I’m sitting in the L.A. Weekly conference room getting all wet and fidgety interviewing what must be the hottest bulldagger band on the planet, the Butchies: gorgeous Kaia Wilson, vocals, guitar and keyboard; demure Nubian womanchild Alison Martlew, vocals, bass; and rambunctious sister Piscean Melissa York, drums. The night before, I witnessed them perform an electrifying set at the aptly named the Smell club downtown; today, I‘m the lucky M2F2M who gets to fawn over the dyke heartthrobs and discuss their sizzling new CD, Population 1975 (Mr. Lady Records), before they zip to a sound check at House of Blues, where they’re opening for the Indigo Girls.

L.A. WEEKLY: Both of you guys [Kaia and Melissa] spent some time in Donna Dresch‘s pioneering queer punk band Team Dresch before this project. Any fond memories?

MELISSA: Yes, not liking airplanes. We’d spend over $100 getting drunk onboard planes. Donna would sit in the crash position during the entire flight.

KAIA: Takeoff for me is the worst. Landing I can handle.

Thank god you‘re vanning it on this tour. Now, about your show. I love how Alison is up onstage with that smile on her face — you guys communicate such warmth and vitality. You’re shaping the new face of rock!

K: It‘s great that you felt that from us, because I was so excited about the audience, and I’m always thrilled about performing.

M: At first the crowd was just sort of looking at us, arms folded, which can be typical of L.A. But I just said, ”Fuck it, man, I‘m going to sweat my ass off, and the sound sucks, but I’m onstage with two people I love, and I‘m going to have a good time.“ And we totally won them over.

No one drums like you, Ms. Melissa.
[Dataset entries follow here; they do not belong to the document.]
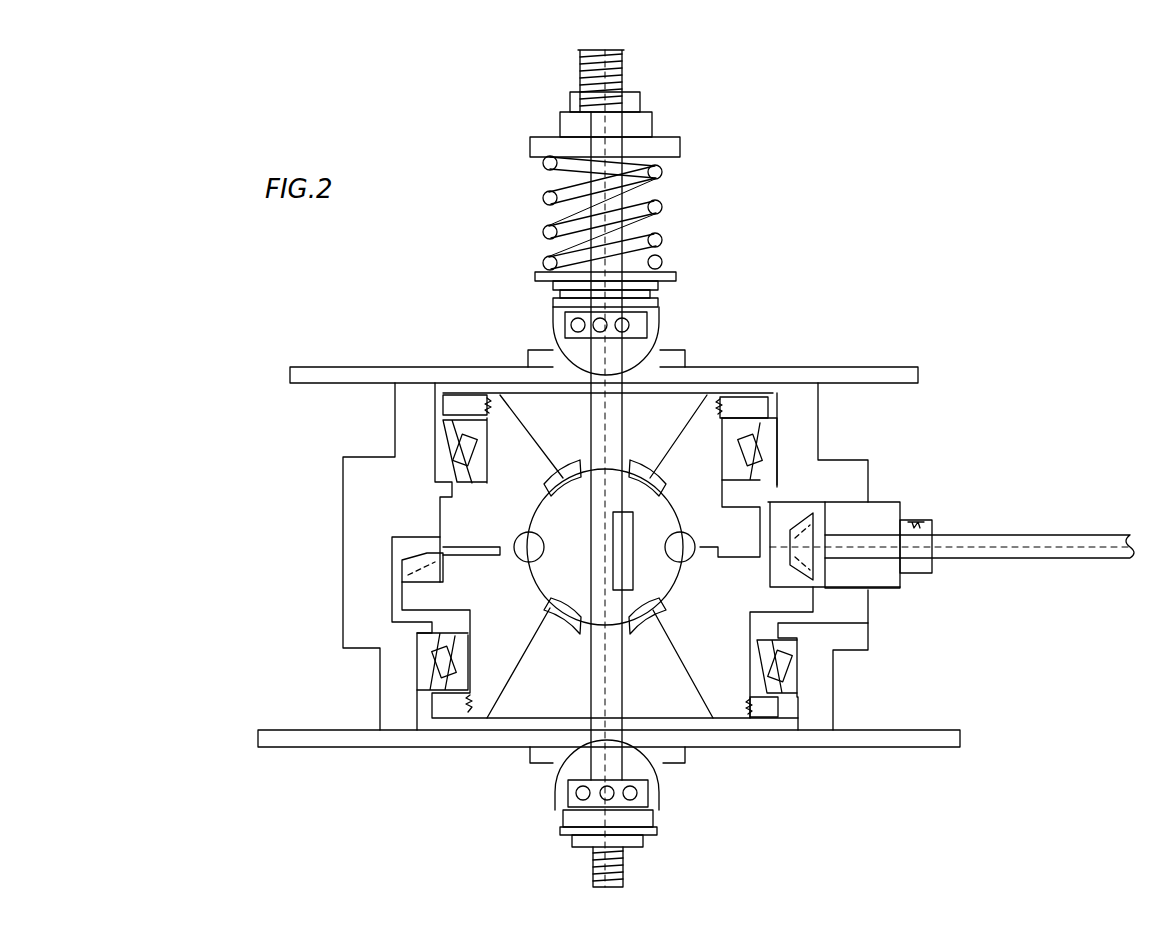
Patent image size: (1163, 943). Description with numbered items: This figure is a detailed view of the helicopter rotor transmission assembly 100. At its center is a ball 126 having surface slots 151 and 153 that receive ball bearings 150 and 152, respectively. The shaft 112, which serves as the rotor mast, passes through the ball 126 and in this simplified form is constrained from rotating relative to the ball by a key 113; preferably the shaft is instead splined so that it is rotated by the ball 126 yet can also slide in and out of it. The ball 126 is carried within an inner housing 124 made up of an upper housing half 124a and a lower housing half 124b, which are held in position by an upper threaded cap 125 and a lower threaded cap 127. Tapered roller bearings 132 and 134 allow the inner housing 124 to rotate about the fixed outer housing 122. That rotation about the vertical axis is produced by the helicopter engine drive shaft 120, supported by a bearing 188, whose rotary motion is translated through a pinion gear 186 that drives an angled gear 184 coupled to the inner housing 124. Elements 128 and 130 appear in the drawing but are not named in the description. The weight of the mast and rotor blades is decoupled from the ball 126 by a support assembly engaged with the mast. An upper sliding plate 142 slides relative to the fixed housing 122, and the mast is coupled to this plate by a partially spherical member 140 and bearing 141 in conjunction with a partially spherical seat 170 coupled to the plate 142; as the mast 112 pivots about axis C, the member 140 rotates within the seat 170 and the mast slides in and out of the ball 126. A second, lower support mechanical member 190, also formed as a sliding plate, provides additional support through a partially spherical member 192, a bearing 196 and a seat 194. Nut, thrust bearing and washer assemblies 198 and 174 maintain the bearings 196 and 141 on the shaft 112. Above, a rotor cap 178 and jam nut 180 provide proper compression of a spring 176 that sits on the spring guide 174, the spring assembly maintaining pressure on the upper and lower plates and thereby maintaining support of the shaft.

The traction drive assembly 100 is at (924, 300).
The shaft 112 is at (610, 72).
The key 113 is at (622, 540).
The helicopter engine drive shaft 120 is at (1022, 547).
The fixed outer housing 122 is at (805, 430).
The inner housing 124 is at (704, 410).
The upper housing half 124a is at (498, 440).
The lower housing half 124b is at (440, 593).
The upper threaded cap 125 is at (752, 400).
The ball 126 is at (577, 613).
The lower threaded cap 127 is at (785, 726).
The upper right support arm 128 is at (662, 433).
The lower right support arm 130 is at (665, 645).
The tapered roller bearing 132 is at (754, 458).
The tapered roller bearing 134 is at (760, 670).
The partially spherical member 140 is at (556, 320).
The bearing 141 is at (660, 328).
The upper sliding plate 142 is at (917, 375).
The ball bearing 150 is at (684, 561).
The surface slot 151 is at (665, 490).
The ball bearing 152 is at (522, 540).
The surface slot 153 is at (553, 500).
The partially spherical seat 170 is at (543, 353).
The spring guide 174 is at (680, 272).
The spring 176 is at (662, 209).
The rotor cap 178 is at (690, 147).
The jam nut 180 is at (572, 98).
The angled gear 184 is at (428, 572).
The pinion gear 186 is at (814, 549).
The bearing 188 is at (874, 526).
The lower support mechanical member 190 is at (952, 740).
The partially spherical member 192 is at (655, 773).
The seat 194 is at (528, 757).
The bearing 196 is at (568, 795).
The nut, thrust bearing and washer assembly 198 is at (640, 846).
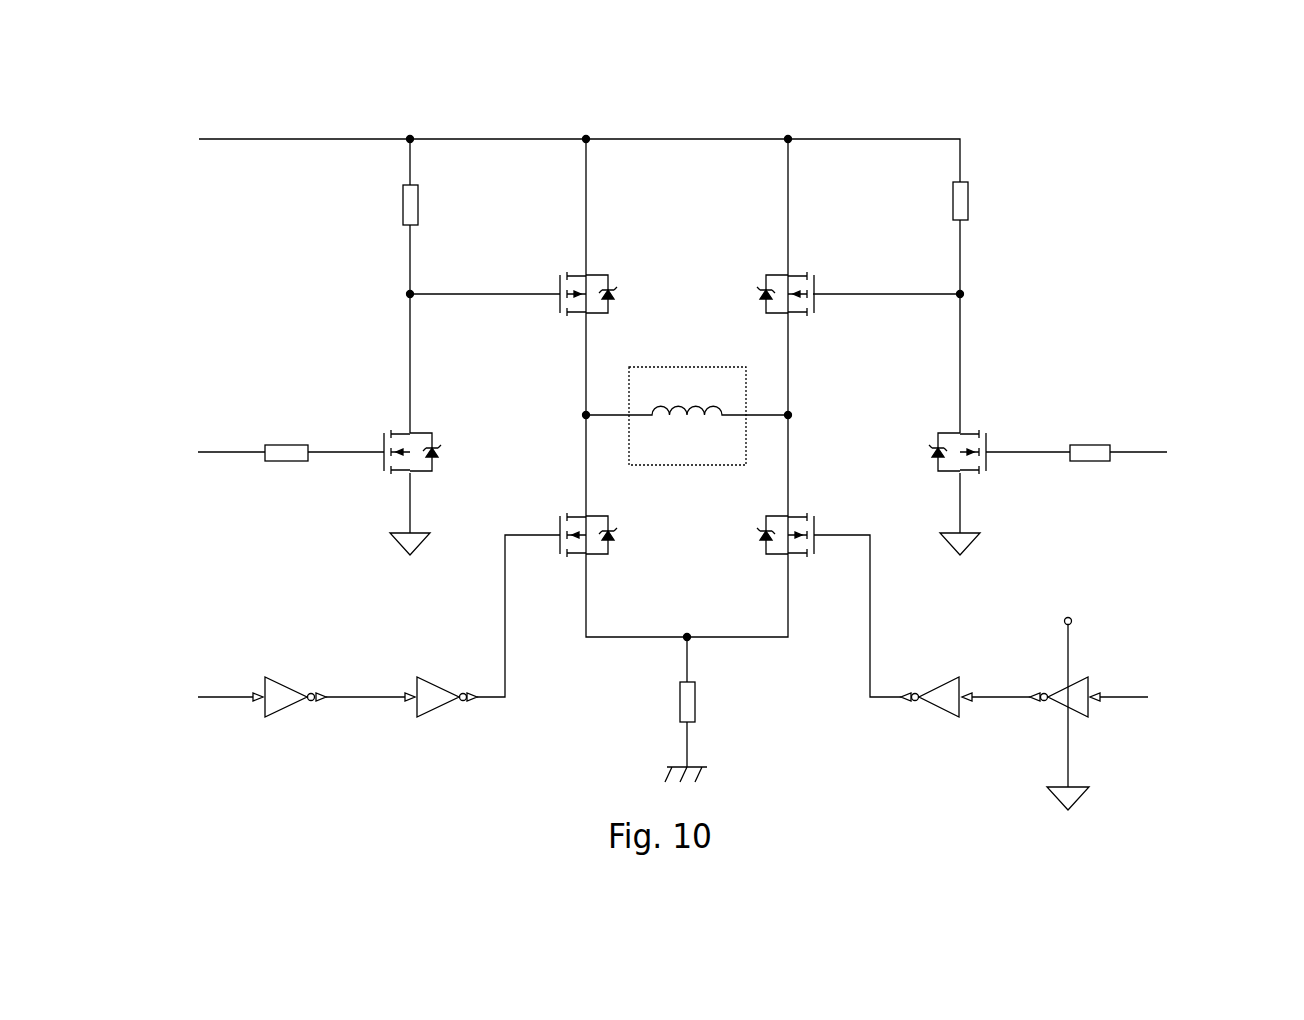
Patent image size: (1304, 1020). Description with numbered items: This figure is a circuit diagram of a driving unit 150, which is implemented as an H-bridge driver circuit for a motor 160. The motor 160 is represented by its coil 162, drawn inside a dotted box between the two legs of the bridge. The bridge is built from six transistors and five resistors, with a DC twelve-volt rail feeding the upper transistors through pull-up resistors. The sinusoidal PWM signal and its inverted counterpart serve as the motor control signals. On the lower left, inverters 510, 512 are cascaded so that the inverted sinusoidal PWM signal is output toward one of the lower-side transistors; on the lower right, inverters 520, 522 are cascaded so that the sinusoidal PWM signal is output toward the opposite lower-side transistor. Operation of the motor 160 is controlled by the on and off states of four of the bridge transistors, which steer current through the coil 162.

The driving unit 150 is at (88, 88).
The motor 160 is at (676, 366).
The coil 162 is at (706, 418).
The inverter 510 is at (287, 676).
The inverter 512 is at (437, 676).
The inverter 520 is at (1091, 678).
The inverter 522 is at (937, 675).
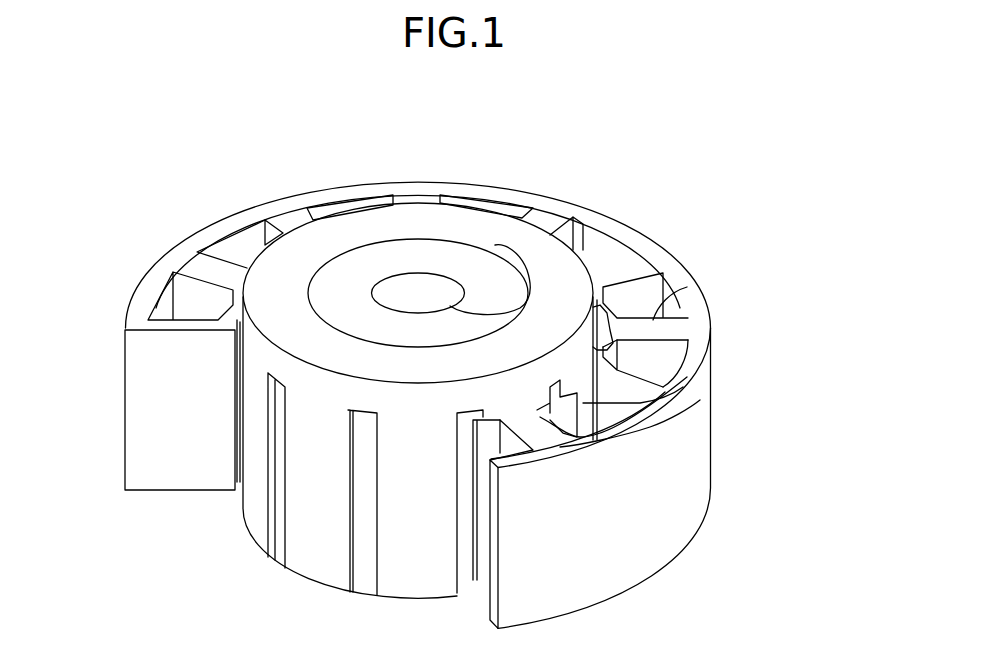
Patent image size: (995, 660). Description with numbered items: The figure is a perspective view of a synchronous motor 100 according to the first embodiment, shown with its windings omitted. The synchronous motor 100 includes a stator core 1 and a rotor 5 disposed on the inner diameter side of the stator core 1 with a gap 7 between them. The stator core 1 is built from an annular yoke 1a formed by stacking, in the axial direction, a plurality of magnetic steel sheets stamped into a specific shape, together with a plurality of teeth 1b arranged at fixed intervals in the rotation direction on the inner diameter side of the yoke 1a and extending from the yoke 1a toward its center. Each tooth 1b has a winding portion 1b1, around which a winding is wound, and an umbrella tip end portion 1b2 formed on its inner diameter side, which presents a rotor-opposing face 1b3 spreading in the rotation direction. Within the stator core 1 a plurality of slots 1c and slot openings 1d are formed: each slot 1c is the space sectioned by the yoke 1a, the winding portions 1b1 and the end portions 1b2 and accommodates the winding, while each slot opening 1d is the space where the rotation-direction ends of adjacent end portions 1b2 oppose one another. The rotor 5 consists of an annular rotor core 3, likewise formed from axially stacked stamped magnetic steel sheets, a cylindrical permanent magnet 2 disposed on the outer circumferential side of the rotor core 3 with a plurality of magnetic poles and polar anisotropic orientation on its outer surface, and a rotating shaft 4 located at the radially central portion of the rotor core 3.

The synchronous motor 100 is at (625, 136).
The stator core 1 is at (798, 228).
The annular yoke 1a is at (677, 275).
The tooth 1b is at (655, 318).
The winding portion 1b1 is at (650, 336).
The umbrella tip end portion 1b2 is at (640, 343).
The rotor-opposing face 1b3 is at (630, 368).
The slot 1c is at (600, 400).
The slot opening 1d is at (580, 455).
The cylindrical permanent magnet 2 is at (490, 237).
The rotor core 3 is at (485, 287).
The rotating shaft 4 is at (482, 345).
The rotor 5 is at (720, 153).
The gap 7 is at (233, 310).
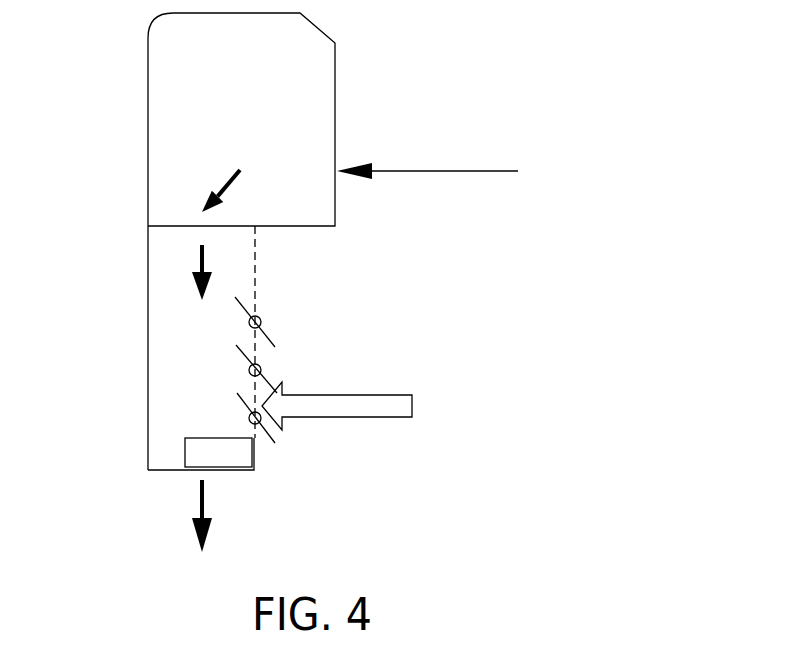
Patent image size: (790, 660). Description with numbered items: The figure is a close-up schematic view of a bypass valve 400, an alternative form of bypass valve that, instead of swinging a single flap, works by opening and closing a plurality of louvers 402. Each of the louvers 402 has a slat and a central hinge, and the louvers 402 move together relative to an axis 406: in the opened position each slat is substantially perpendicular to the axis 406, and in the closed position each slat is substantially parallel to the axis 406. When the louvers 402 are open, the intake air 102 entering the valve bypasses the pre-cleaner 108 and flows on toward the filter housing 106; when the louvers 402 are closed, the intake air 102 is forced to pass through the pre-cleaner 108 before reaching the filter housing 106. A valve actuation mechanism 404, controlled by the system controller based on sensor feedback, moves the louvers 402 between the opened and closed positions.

The intake air 102 is at (445, 168).
The filter housing 106 is at (200, 497).
The pre-cleaner 108 is at (168, 68).
The bypass valve 400 is at (116, 257).
The louvers 402 is at (248, 322).
The valve actuation mechanism 404 is at (257, 452).
The axis 406 is at (257, 272).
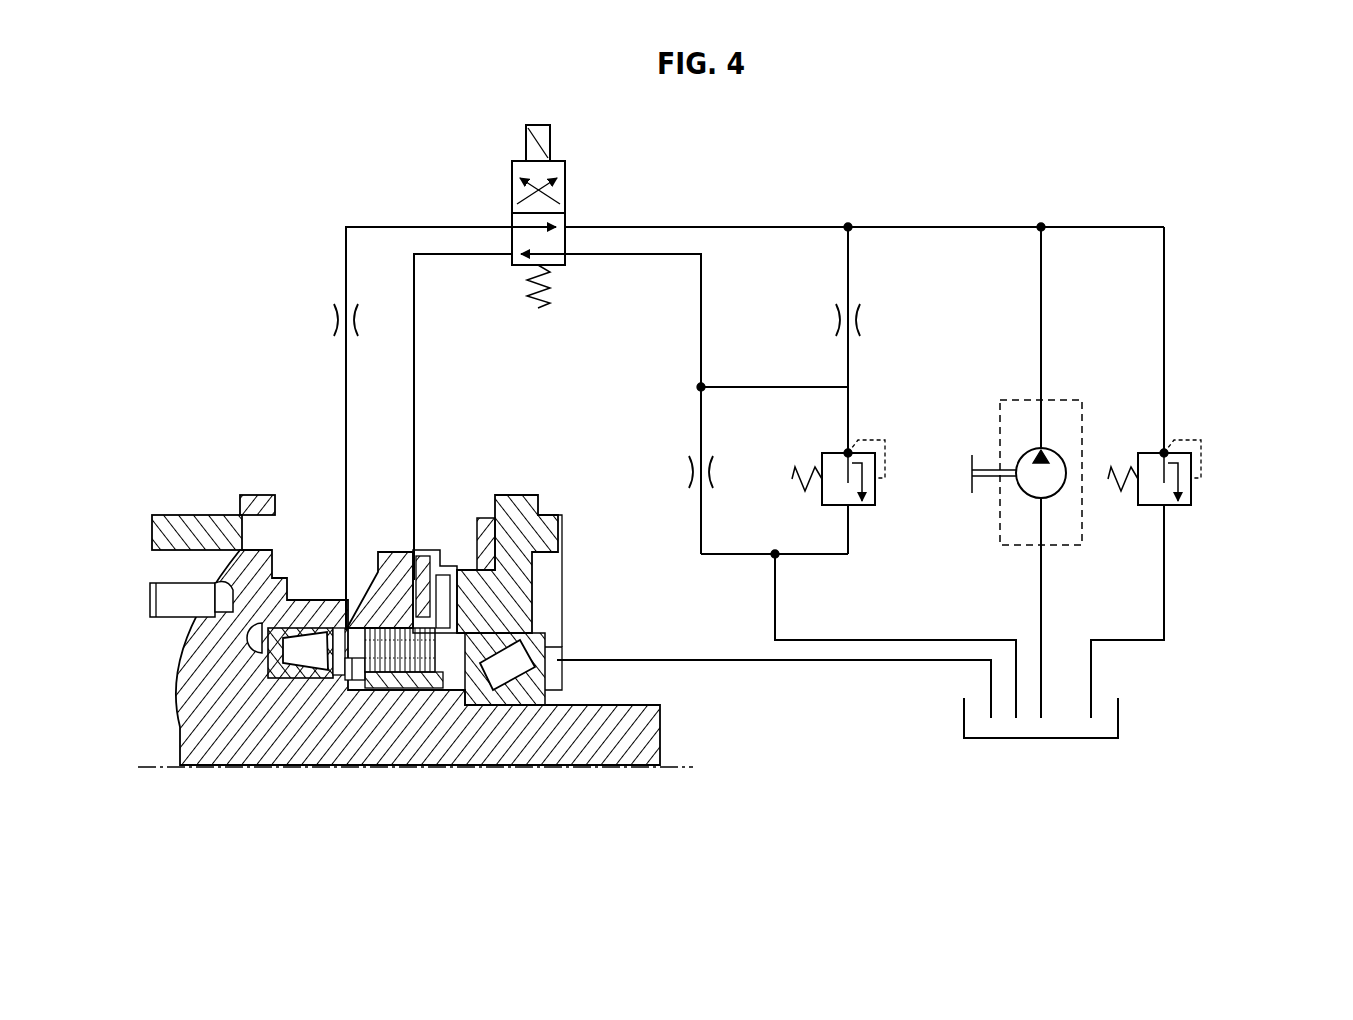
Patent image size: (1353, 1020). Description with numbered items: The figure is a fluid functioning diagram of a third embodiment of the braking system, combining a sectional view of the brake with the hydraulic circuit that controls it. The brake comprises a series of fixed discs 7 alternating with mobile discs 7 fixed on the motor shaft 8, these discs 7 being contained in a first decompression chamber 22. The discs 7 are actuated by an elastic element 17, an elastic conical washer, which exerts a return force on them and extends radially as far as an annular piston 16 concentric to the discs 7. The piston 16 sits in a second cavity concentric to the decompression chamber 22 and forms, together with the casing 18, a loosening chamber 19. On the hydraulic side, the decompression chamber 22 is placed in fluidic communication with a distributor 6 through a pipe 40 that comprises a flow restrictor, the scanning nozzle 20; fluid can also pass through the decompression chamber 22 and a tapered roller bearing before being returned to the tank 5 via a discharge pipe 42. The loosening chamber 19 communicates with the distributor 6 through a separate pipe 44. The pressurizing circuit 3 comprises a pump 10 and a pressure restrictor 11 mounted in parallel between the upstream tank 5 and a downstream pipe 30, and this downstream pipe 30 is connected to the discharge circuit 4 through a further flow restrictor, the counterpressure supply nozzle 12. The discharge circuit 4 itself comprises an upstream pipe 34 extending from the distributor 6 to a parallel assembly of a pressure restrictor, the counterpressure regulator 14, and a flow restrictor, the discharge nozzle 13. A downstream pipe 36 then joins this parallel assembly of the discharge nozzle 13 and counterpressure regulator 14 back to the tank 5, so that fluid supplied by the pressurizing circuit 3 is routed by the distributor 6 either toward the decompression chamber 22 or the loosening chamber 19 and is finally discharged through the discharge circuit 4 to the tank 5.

You have that whimsical touch to pounding the skins. The musical interplay on the record is really powerful, with Kaia and Alison going back and forth in these fractured, off-kilter harmonies. There’s nothing formulaic about your sound.

M: We‘re onstage as part of a community. We want to get everybody involved, like karaoke.

I love how you break the pace and Melissa leaves the drum kit and comes up to the front and tells a story. Not a spoken-word interlude, no standup comedy, just interacting with your audience in a matter-of-fact way. Even Alison, with her quiet aggression — it’s disarming. You were channeling some mighty fierce spirits.

M: We tend to write songs in terms of lows and highs. It‘s not calculated, it’s just that we‘re an emotional band. I’m glad I‘m a part of something that’s so unique.

I thought the sound at the Smell was going to be a lot worse, actually. You couldn‘t hear the vocals that well, but it didn’t matter, because you‘re so expressive with the singing that the thoughts behind the songs are communicated by your body language and your phrasing.

K: All the queer kids that come to our shows are so appreciative. They’ll say, ”Without you, I don‘t know what I would have done.“ That’s a big compliment.

There‘s a certain kind of retro womyn’s feel to your sound. I recently saw old-school womyn‘s-music legend Holly Near perform at San Diego’s Gay Fried Festival. I‘d never seen her live before, and I really liked her. She was very sincere and earnest. And it didn’t come off as hokey, which surprised me.

K: Holly Near is an activist. I respect her a lot. She‘s very smart. The whole perception of ”womyn’s music“ sucks. Like punk girls or post–riot grrrls aren‘t supposed to like that kind of music because it’s too old-school, too lesbian and granola. We pay honor to those womyn, as hommage.

In your first album, Are We Not Femme, you do a cover of a Chris Williamson song, ”Shooting Star.“

K: Yeah, and people were moshing to it last night at the Smell. It‘s terrible to cut yourself off from any kind of music just because it may not have a perceived cool factor attached to it.

M: Yeah, because it’s identified with mullet-wearing lesbians. On a deeper level, it‘s people trying to distance themselves from that sort of politics, as if there’s just one aspect of the radical-feminist lesbian movement.

K: I love expanding on those ideas, taking it in a new direction. Not being embarrassed by it or backing down from it.

Getting back to Holly Near, did you know she used to be an actress and was in the movie version of Kurt Vonnegut‘s Slaughterhouse Five? She also used to be lovers with well-endowed Don Johnson in the ’70s. They starred together in the movie The Magic Garden of Stanley Sweetheart.